New tax codes from HMRC arrive around early March — check yours by 6 April so any error gets corrected before the first payroll run. Marriage Allowance renews automatically but is worth re-checking if either partner's income has changed. Class 2 and Class 4 NI thresholds usually adjust on 6 April; if you're self-employed, check that your accounting software has the new figures. Student loan thresholds for Plans 1, 2, 4 and 5 (and Postgraduate) all adjust on 6 April based on RPI from the prior September.

What doesn't reset

Your Personal Allowance taper at £100,000 is fresh every year, but the £150,000 additional-rate threshold is part of total income for the year, not a counter that resets. Pension Lifetime Allowance (now retired) has been replaced by the Lump Sum Allowance (£268,275) and Lump Sum and Death Benefit Allowance (£1,073,100) — these are lifetime limits, not annual ones.

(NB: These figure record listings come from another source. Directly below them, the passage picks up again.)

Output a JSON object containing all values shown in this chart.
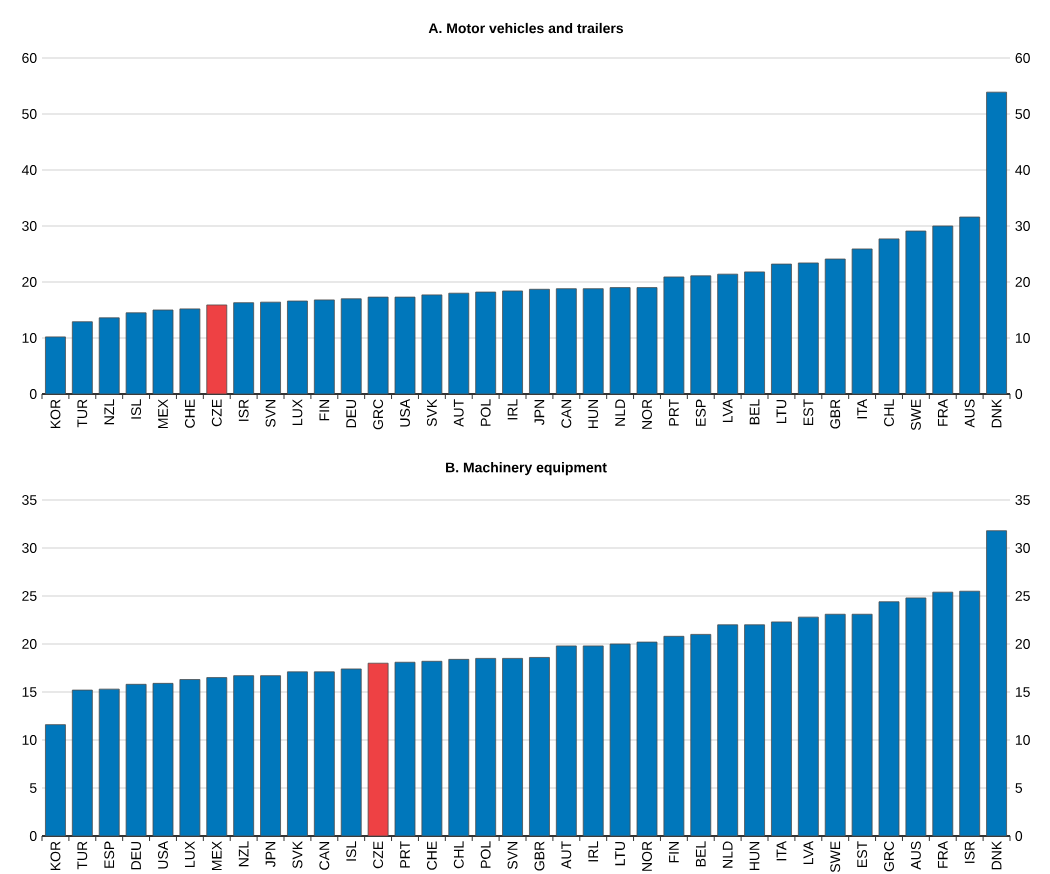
{
  "chart_data": [
    {
      "type": "bar",
      "title": "A. Motor vehicles and trailers",
      "categories": [
        "KOR",
        "TUR",
        "NZL",
        "ISL",
        "MEX",
        "CHE",
        "CZE",
        "ISR",
        "SVN",
        "LUX",
        "FIN",
        "DEU",
        "GRC",
        "USA",
        "SVK",
        "AUT",
        "POL",
        "IRL",
        "JPN",
        "CAN",
        "HUN",
        "NLD",
        "NOR",
        "PRT",
        "ESP",
        "LVA",
        "BEL",
        "LTU",
        "EST",
        "GBR",
        "ITA",
        "CHL",
        "SWE",
        "FRA",
        "AUS",
        "DNK"
      ],
      "values": [
        10.2,
        12.9,
        13.6,
        14.5,
        15.0,
        15.2,
        15.9,
        16.3,
        16.4,
        16.6,
        16.8,
        17.0,
        17.3,
        17.3,
        17.7,
        18.0,
        18.2,
        18.4,
        18.7,
        18.8,
        18.8,
        19.0,
        19.0,
        20.9,
        21.1,
        21.4,
        21.8,
        23.2,
        23.4,
        24.1,
        25.9,
        27.7,
        29.1,
        30.0,
        31.6,
        53.9
      ],
      "colors": [
        "#0077bb",
        "#0077bb",
        "#0077bb",
        "#0077bb",
        "#0077bb",
        "#0077bb",
        "#ee4144",
        "#0077bb",
        "#0077bb",
        "#0077bb",
        "#0077bb",
        "#0077bb",
        "#0077bb",
        "#0077bb",
        "#0077bb",
        "#0077bb",
        "#0077bb",
        "#0077bb",
        "#0077bb",
        "#0077bb",
        "#0077bb",
        "#0077bb",
        "#0077bb",
        "#0077bb",
        "#0077bb",
        "#0077bb",
        "#0077bb",
        "#0077bb",
        "#0077bb",
        "#0077bb",
        "#0077bb",
        "#0077bb",
        "#0077bb",
        "#0077bb",
        "#0077bb",
        "#0077bb"
      ],
      "ylim": [
        0,
        60
      ],
      "yticks": [
        0,
        10,
        20,
        30,
        40,
        50,
        60
      ],
      "y2lim": [
        0,
        60
      ],
      "y2ticks": [
        0,
        10,
        20,
        30,
        40,
        50,
        60
      ],
      "grid": "y"
    },
    {
      "type": "bar",
      "title": "B. Machinery equipment",
      "categories": [
        "KOR",
        "TUR",
        "ESP",
        "DEU",
        "USA",
        "LUX",
        "MEX",
        "NZL",
        "JPN",
        "SVK",
        "CAN",
        "ISL",
        "CZE",
        "PRT",
        "CHE",
        "CHL",
        "POL",
        "SVN",
        "GBR",
        "AUT",
        "IRL",
        "LTU",
        "NOR",
        "FIN",
        "BEL",
        "NLD",
        "HUN",
        "ITA",
        "LVA",
        "SWE",
        "EST",
        "GRC",
        "AUS",
        "FRA",
        "ISR",
        "DNK"
      ],
      "values": [
        11.6,
        15.2,
        15.3,
        15.8,
        15.9,
        16.3,
        16.5,
        16.7,
        16.7,
        17.1,
        17.1,
        17.4,
        18.0,
        18.1,
        18.2,
        18.4,
        18.5,
        18.5,
        18.6,
        19.8,
        19.8,
        20.0,
        20.2,
        20.8,
        21.0,
        22.0,
        22.0,
        22.3,
        22.8,
        23.1,
        23.1,
        24.4,
        24.8,
        25.4,
        25.5,
        31.8
      ],
      "colors": [
        "#0077bb",
        "#0077bb",
        "#0077bb",
        "#0077bb",
        "#0077bb",
        "#0077bb",
        "#0077bb",
        "#0077bb",
        "#0077bb",
        "#0077bb",
        "#0077bb",
        "#0077bb",
        "#ee4144",
        "#0077bb",
        "#0077bb",
        "#0077bb",
        "#0077bb",
        "#0077bb",
        "#0077bb",
        "#0077bb",
        "#0077bb",
        "#0077bb",
        "#0077bb",
        "#0077bb",
        "#0077bb",
        "#0077bb",
        "#0077bb",
        "#0077bb",
        "#0077bb",
        "#0077bb",
        "#0077bb",
        "#0077bb",
        "#0077bb",
        "#0077bb",
        "#0077bb",
        "#0077bb"
      ],
      "ylim": [
        0,
        35
      ],
      "yticks": [
        0,
        5,
        10,
        15,
        20,
        25,
        30,
        35
      ],
      "y2lim": [
        0,
        35
      ],
      "y2ticks": [
        0,
        5,
        10,
        15,
        20,
        25,
        30,
        35
      ],
      "grid": "y"
    }
  ]
}
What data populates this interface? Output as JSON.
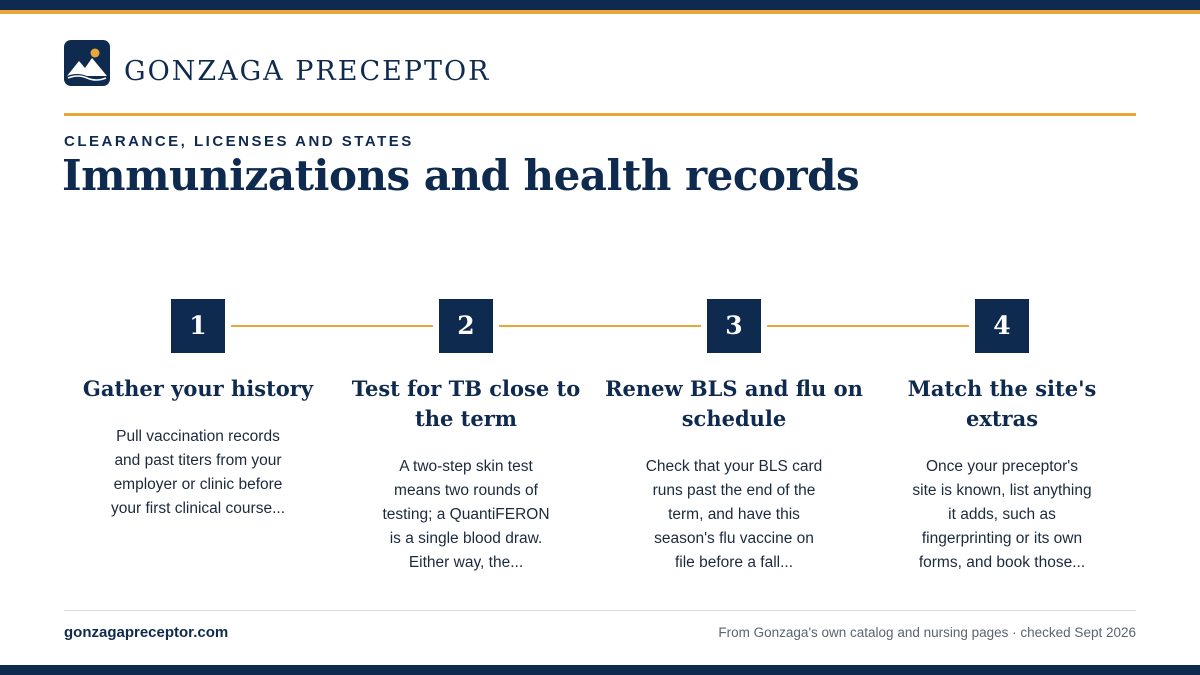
{
  "brand": {
    "name": "GONZAGA PRECEPTOR",
    "logo_icon": "mountain-sun-icon"
  },
  "colors": {
    "navy": "#0f2a4f",
    "gold": "#e8a736"
  },
  "header": {
    "eyebrow": "CLEARANCE, LICENSES AND STATES",
    "title": "Immunizations and health records"
  },
  "steps": [
    {
      "number": "1",
      "title": "Gather your history",
      "description": "Pull vaccination records and past titers from your employer or clinic before your first clinical course..."
    },
    {
      "number": "2",
      "title": "Test for TB close to the term",
      "description": "A two-step skin test means two rounds of testing; a QuantiFERON is a single blood draw. Either way, the..."
    },
    {
      "number": "3",
      "title": "Renew BLS and flu on schedule",
      "description": "Check that your BLS card runs past the end of the term, and have this season's flu vaccine on file before a fall..."
    },
    {
      "number": "4",
      "title": "Match the site's extras",
      "description": "Once your preceptor's site is known, list anything it adds, such as fingerprinting or its own forms, and book those..."
    }
  ],
  "footer": {
    "url": "gonzagapreceptor.com",
    "source": "From Gonzaga's own catalog and nursing pages · checked Sept 2026"
  }
}
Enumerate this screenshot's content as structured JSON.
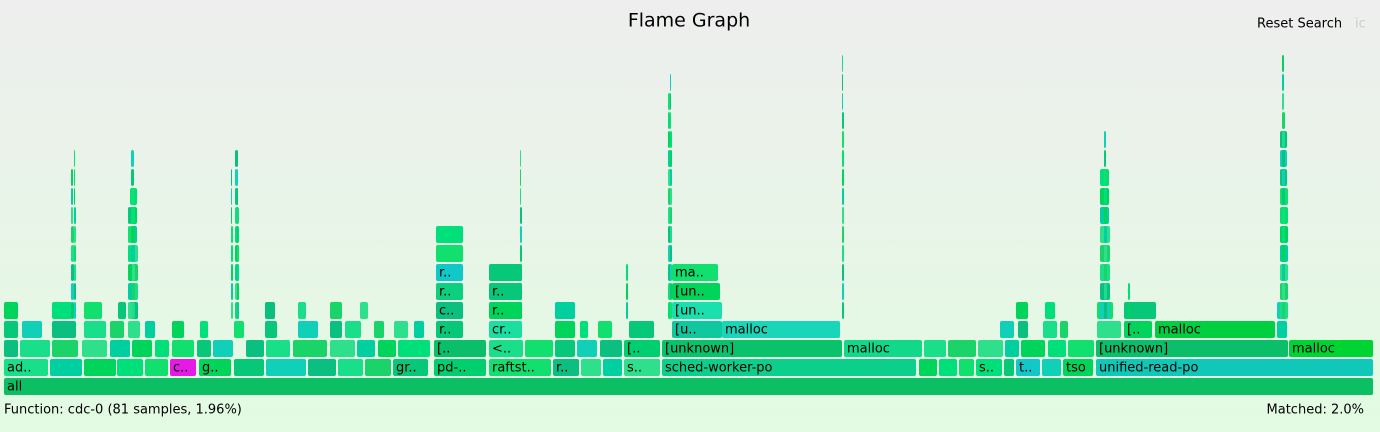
{
  "title": "Flame Graph",
  "controls": {
    "reset_search": "Reset Search",
    "ic": "ic"
  },
  "frames": [
    {
      "label": "all"
    },
    {
      "label": "ad.."
    },
    {
      "label": "c.."
    },
    {
      "label": "g.."
    },
    {
      "label": "gr.."
    },
    {
      "label": "pd-.."
    },
    {
      "label": "raftst.."
    },
    {
      "label": "r.."
    },
    {
      "label": "s.."
    },
    {
      "label": "sched-worker-po"
    },
    {
      "label": "s.."
    },
    {
      "label": "t.."
    },
    {
      "label": "tso"
    },
    {
      "label": "unified-read-po"
    },
    {
      "label": "[.."
    },
    {
      "label": "<.."
    },
    {
      "label": "[.."
    },
    {
      "label": "[unknown]"
    },
    {
      "label": "malloc"
    },
    {
      "label": "[unknown]"
    },
    {
      "label": "malloc"
    },
    {
      "label": "r.."
    },
    {
      "label": "cr.."
    },
    {
      "label": "[u.."
    },
    {
      "label": "malloc"
    },
    {
      "label": "[.."
    },
    {
      "label": "malloc"
    },
    {
      "label": "c.."
    },
    {
      "label": "r.."
    },
    {
      "label": "[un.."
    },
    {
      "label": "r.."
    },
    {
      "label": "r.."
    },
    {
      "label": "[un.."
    },
    {
      "label": "r.."
    },
    {
      "label": "ma.."
    }
  ],
  "status": {
    "function": "Function: cdc-0 (81 samples, 1.96%)",
    "matched": "Matched: 2.0%"
  }
}
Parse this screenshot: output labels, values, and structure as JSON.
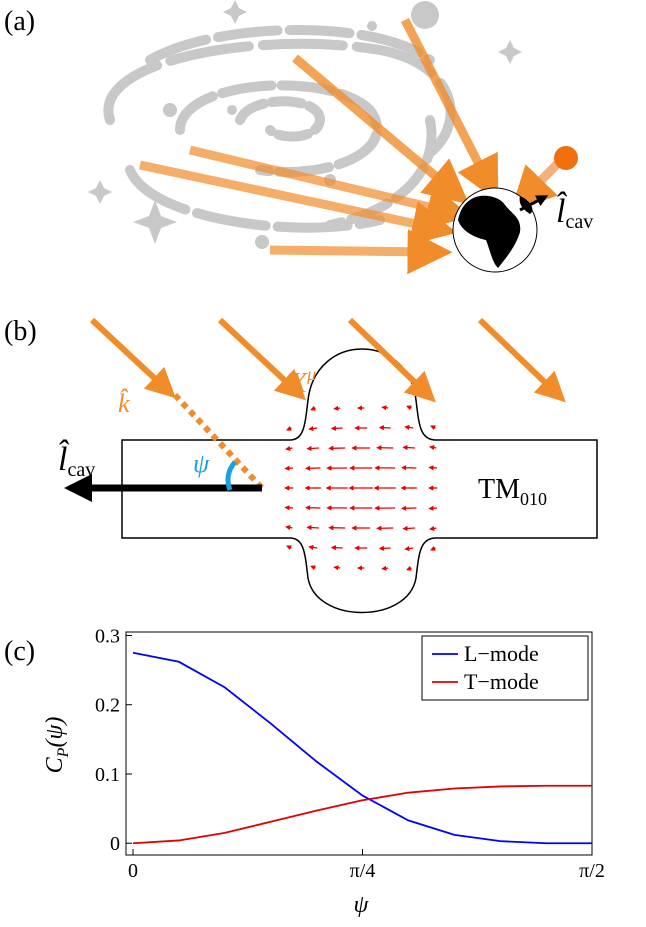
{
  "panel_a": {
    "label": "(a)",
    "l_hat": "l̂",
    "l_sub": "cav"
  },
  "panel_b": {
    "label": "(b)",
    "x": "X",
    "x_sup": "μ",
    "k_hat": "k̂",
    "psi": "ψ",
    "l_hat": "l̂",
    "l_sub": "cav",
    "mode": "TM",
    "mode_sub": "010"
  },
  "chart_data": {
    "type": "line",
    "panel_label": "(c)",
    "y_label": "C",
    "y_label_sub": "P",
    "y_label_rest": "(ψ)",
    "x_label": "ψ",
    "x": [
      0,
      0.157,
      0.314,
      0.471,
      0.628,
      0.785,
      0.942,
      1.1,
      1.257,
      1.414,
      1.571
    ],
    "series": [
      {
        "name": "L−mode",
        "color": "#0000ff",
        "values": [
          0.275,
          0.262,
          0.225,
          0.173,
          0.118,
          0.069,
          0.033,
          0.012,
          0.003,
          0,
          0
        ]
      },
      {
        "name": "T−mode",
        "color": "#e00000",
        "values": [
          0,
          0.004,
          0.015,
          0.031,
          0.047,
          0.062,
          0.073,
          0.079,
          0.082,
          0.083,
          0.083
        ]
      }
    ],
    "xlim": [
      -0.024,
      1.5708
    ],
    "ylim": [
      -0.017,
      0.305
    ],
    "xticks": [
      0,
      {
        "value": 0.7854,
        "label": "π/4"
      },
      {
        "value": 1.5708,
        "label": "π/2"
      }
    ],
    "yticks": [
      0,
      0.1,
      0.2,
      0.3
    ],
    "legend": "upper right"
  }
}
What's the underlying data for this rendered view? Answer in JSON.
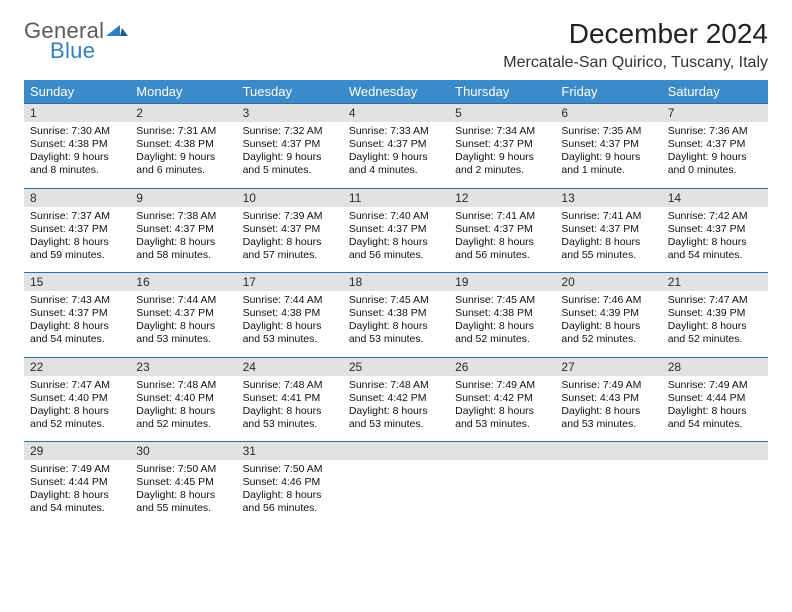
{
  "logo": {
    "line1": "General",
    "line2": "Blue"
  },
  "title": "December 2024",
  "location": "Mercatale-San Quirico, Tuscany, Italy",
  "colors": {
    "header_bg": "#3b8bca",
    "header_text": "#ffffff",
    "daynum_bg": "#e2e2e2",
    "daynum_border": "#2f6fa5",
    "logo_gray": "#5a5a5a",
    "logo_blue": "#2f7fc2"
  },
  "dow": [
    "Sunday",
    "Monday",
    "Tuesday",
    "Wednesday",
    "Thursday",
    "Friday",
    "Saturday"
  ],
  "weeks": [
    [
      {
        "n": "1",
        "sunrise": "7:30 AM",
        "sunset": "4:38 PM",
        "dl": "9 hours and 8 minutes."
      },
      {
        "n": "2",
        "sunrise": "7:31 AM",
        "sunset": "4:38 PM",
        "dl": "9 hours and 6 minutes."
      },
      {
        "n": "3",
        "sunrise": "7:32 AM",
        "sunset": "4:37 PM",
        "dl": "9 hours and 5 minutes."
      },
      {
        "n": "4",
        "sunrise": "7:33 AM",
        "sunset": "4:37 PM",
        "dl": "9 hours and 4 minutes."
      },
      {
        "n": "5",
        "sunrise": "7:34 AM",
        "sunset": "4:37 PM",
        "dl": "9 hours and 2 minutes."
      },
      {
        "n": "6",
        "sunrise": "7:35 AM",
        "sunset": "4:37 PM",
        "dl": "9 hours and 1 minute."
      },
      {
        "n": "7",
        "sunrise": "7:36 AM",
        "sunset": "4:37 PM",
        "dl": "9 hours and 0 minutes."
      }
    ],
    [
      {
        "n": "8",
        "sunrise": "7:37 AM",
        "sunset": "4:37 PM",
        "dl": "8 hours and 59 minutes."
      },
      {
        "n": "9",
        "sunrise": "7:38 AM",
        "sunset": "4:37 PM",
        "dl": "8 hours and 58 minutes."
      },
      {
        "n": "10",
        "sunrise": "7:39 AM",
        "sunset": "4:37 PM",
        "dl": "8 hours and 57 minutes."
      },
      {
        "n": "11",
        "sunrise": "7:40 AM",
        "sunset": "4:37 PM",
        "dl": "8 hours and 56 minutes."
      },
      {
        "n": "12",
        "sunrise": "7:41 AM",
        "sunset": "4:37 PM",
        "dl": "8 hours and 56 minutes."
      },
      {
        "n": "13",
        "sunrise": "7:41 AM",
        "sunset": "4:37 PM",
        "dl": "8 hours and 55 minutes."
      },
      {
        "n": "14",
        "sunrise": "7:42 AM",
        "sunset": "4:37 PM",
        "dl": "8 hours and 54 minutes."
      }
    ],
    [
      {
        "n": "15",
        "sunrise": "7:43 AM",
        "sunset": "4:37 PM",
        "dl": "8 hours and 54 minutes."
      },
      {
        "n": "16",
        "sunrise": "7:44 AM",
        "sunset": "4:37 PM",
        "dl": "8 hours and 53 minutes."
      },
      {
        "n": "17",
        "sunrise": "7:44 AM",
        "sunset": "4:38 PM",
        "dl": "8 hours and 53 minutes."
      },
      {
        "n": "18",
        "sunrise": "7:45 AM",
        "sunset": "4:38 PM",
        "dl": "8 hours and 53 minutes."
      },
      {
        "n": "19",
        "sunrise": "7:45 AM",
        "sunset": "4:38 PM",
        "dl": "8 hours and 52 minutes."
      },
      {
        "n": "20",
        "sunrise": "7:46 AM",
        "sunset": "4:39 PM",
        "dl": "8 hours and 52 minutes."
      },
      {
        "n": "21",
        "sunrise": "7:47 AM",
        "sunset": "4:39 PM",
        "dl": "8 hours and 52 minutes."
      }
    ],
    [
      {
        "n": "22",
        "sunrise": "7:47 AM",
        "sunset": "4:40 PM",
        "dl": "8 hours and 52 minutes."
      },
      {
        "n": "23",
        "sunrise": "7:48 AM",
        "sunset": "4:40 PM",
        "dl": "8 hours and 52 minutes."
      },
      {
        "n": "24",
        "sunrise": "7:48 AM",
        "sunset": "4:41 PM",
        "dl": "8 hours and 53 minutes."
      },
      {
        "n": "25",
        "sunrise": "7:48 AM",
        "sunset": "4:42 PM",
        "dl": "8 hours and 53 minutes."
      },
      {
        "n": "26",
        "sunrise": "7:49 AM",
        "sunset": "4:42 PM",
        "dl": "8 hours and 53 minutes."
      },
      {
        "n": "27",
        "sunrise": "7:49 AM",
        "sunset": "4:43 PM",
        "dl": "8 hours and 53 minutes."
      },
      {
        "n": "28",
        "sunrise": "7:49 AM",
        "sunset": "4:44 PM",
        "dl": "8 hours and 54 minutes."
      }
    ],
    [
      {
        "n": "29",
        "sunrise": "7:49 AM",
        "sunset": "4:44 PM",
        "dl": "8 hours and 54 minutes."
      },
      {
        "n": "30",
        "sunrise": "7:50 AM",
        "sunset": "4:45 PM",
        "dl": "8 hours and 55 minutes."
      },
      {
        "n": "31",
        "sunrise": "7:50 AM",
        "sunset": "4:46 PM",
        "dl": "8 hours and 56 minutes."
      },
      {
        "empty": true
      },
      {
        "empty": true
      },
      {
        "empty": true
      },
      {
        "empty": true
      }
    ]
  ],
  "labels": {
    "sunrise": "Sunrise: ",
    "sunset": "Sunset: ",
    "daylight": "Daylight: "
  }
}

Authoritative reference: gov.uk Rates and Allowances and the annual Budget announcement.

Five good checks to do in April

Why April matters so much

April is when stale assumptions do the most damage. The page you last used in winter may still be useful, but the right move is to re-open it after 6 April and rebuild the baseline with the current-year figures rather than carrying forward an old scenario.